Description
You are given three n × n matrices A, B and C. Does the equation A × B = C hold true?
Input
The first line of input contains a positive integer n (n ≤ 500) followed by the the three matrices A, B and C respectively. Each matrix’s description is a block of n × n integers.
It guarantees that the elements of A and B are less than 100 in absolute value and elements of C are less than 10,000,000 in absolute value.
Output
Output “YES” if the equation holds true, otherwise “NO”.
Sample Input
2
1 0
2 3
5 1
0 8
5 1
10 26
Sample Output
YES
Hint
Multiple inputs will be tested.
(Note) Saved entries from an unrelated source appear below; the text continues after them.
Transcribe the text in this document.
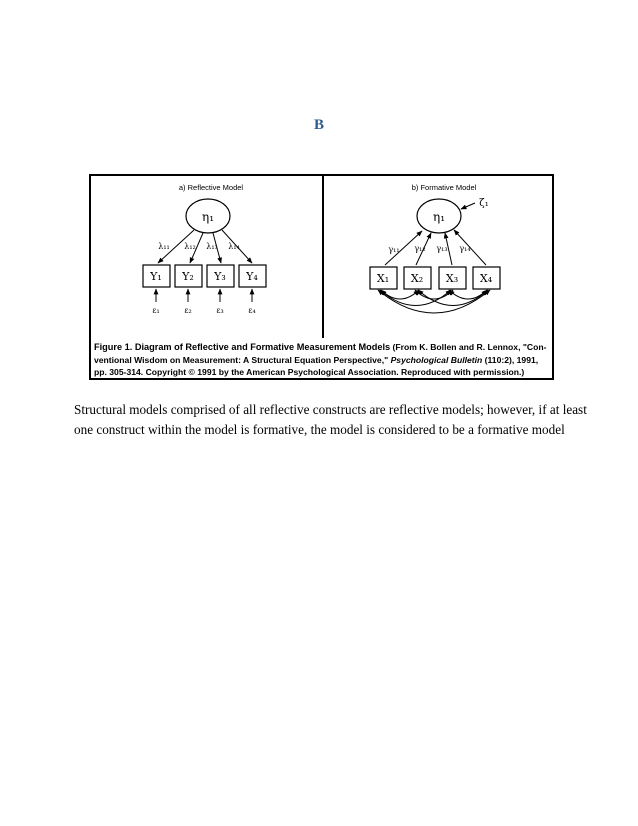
B
a) Reflective Model
η₁
λ₁₁ λ₁₂ λ₁₃ λ₁₄
Y₁ Y₂ Y₃ Y₄
ε₁	ε₂	ε₃	ε₄
b) Formative Model
η₁
ζ₁
γ₁₁ γ₁₂ γ₁₃ γ₁₄
X₁ X₂ X₃ X₄
Figure 1. Diagram of Reflective and Formative Measurement Models (From K. Bollen and R. Lennox, "Con-ventional Wisdom on Measurement: A Structural Equation Perspective," Psychological Bulletin (110:2), 1991, pp. 305-314. Copyright © 1991 by the American Psychological Association. Reproduced with permission.)
Structural models comprised of all reflective constructs are reflective models; however, if at least
one construct within the model is formative, the model is considered to be a formative model
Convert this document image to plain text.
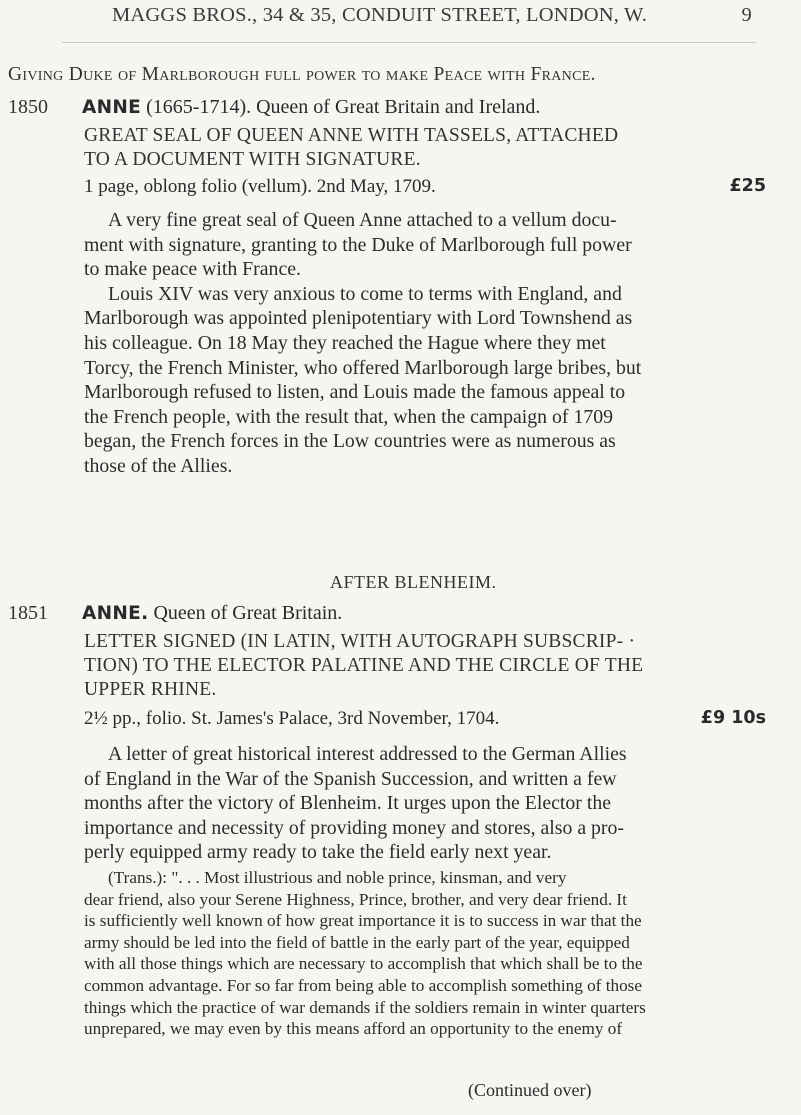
MAGGS BROS., 34 & 35, CONDUIT STREET, LONDON, W.	9
Giving Duke of Marlborough full power to make Peace with France.
1850 ANNE (1665-1714). Queen of Great Britain and Ireland.
GREAT SEAL OF QUEEN ANNE WITH TASSELS, ATTACHED
TO A DOCUMENT WITH SIGNATURE.
1 page, oblong folio (vellum). 2nd May, 1709.	£25
A very fine great seal of Queen Anne attached to a vellum docu-
ment with signature, granting to the Duke of Marlborough full power
to make peace with France.
Louis XIV was very anxious to come to terms with England, and
Marlborough was appointed plenipotentiary with Lord Townshend as
his colleague. On 18 May they reached the Hague where they met
Torcy, the French Minister, who offered Marlborough large bribes, but
Marlborough refused to listen, and Louis made the famous appeal to
the French people, with the result that, when the campaign of 1709
began, the French forces in the Low countries were as numerous as
those of the Allies.
AFTER BLENHEIM.
1851 ANNE. Queen of Great Britain.
LETTER SIGNED (IN LATIN, WITH AUTOGRAPH SUBSCRIP- ·
TION) TO THE ELECTOR PALATINE AND THE CIRCLE OF THE
UPPER RHINE.
2½ pp., folio. St. James's Palace, 3rd November, 1704.	£9 10s
A letter of great historical interest addressed to the German Allies
of England in the War of the Spanish Succession, and written a few
months after the victory of Blenheim. It urges upon the Elector the
importance and necessity of providing money and stores, also a pro-
perly equipped army ready to take the field early next year.
(Trans.): ". . . Most illustrious and noble prince, kinsman, and very
dear friend, also your Serene Highness, Prince, brother, and very dear friend. It
is sufficiently well known of how great importance it is to success in war that the
army should be led into the field of battle in the early part of the year, equipped
with all those things which are necessary to accomplish that which shall be to the
common advantage. For so far from being able to accomplish something of those
things which the practice of war demands if the soldiers remain in winter quarters
unprepared, we may even by this means afford an opportunity to the enemy of
(Continued over)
So O(n^3) algorithm will get TLE.
注意:只需要判断是否一样
如果A*B=C 那么 A*(B*R)=C*R
用一个随机数组(R)当做矩阵然后再乘即可变为O(n^2)
code:
//By Menteur_Hxy
#include<cstdio>
#include<iostream>
#include<algorithm>
#include<cstring>
#include<cstdlib>
#define ll long long
#define f(a,b,c) for(int a=b;a<=c;a++)
using namespace std;
inline ll rd() {
ll x=0,fla=1; char c=' ';
while(c>'9'|| c<'0') {if(c=='-') fla=-fla; c=getchar();}
while(c<='9' && c>='0') x=x*10+c-'0',c=getchar();
return x*fla;
}
const int MAX=1010;
const int INF=0x3f3f3f3f;
int n;
int a[MAX][MAX],b[MAX][MAX],c[MAX][MAX],ans1[MAX],ans2[MAX],rnd[MAX];
void mul(int a[MAX],int b[MAX][MAX],int c[MAX]) {
int reg[MAX];
f(i,1,n) {
reg[i]=0;
f(j,1,n) reg[i]+=a[j]*b[j][i];
}
f(i,1,n) c[i]=reg[i];
}
bool jud() {
f(i,1,n) if(ans1[i]!=ans2[i]) return 0;
return 1;
}
int main() {
f(i,1,MAX) rnd[i]=rand();
while(scanf("%d",&n)==1) {
f(i,1,n) f(j,1,n) a[i][j]=rd();
f(i,1,n) f(j,1,n) b[i][j]=rd();
f(i,1,n) f(j,1,n) c[i][j]=rd();
mul(rnd,a,ans1);mul(ans1,b,ans1);mul(rnd,c,ans2);
if(jud()) printf("YES\n");
else printf("NO\n");
}
return 0;
}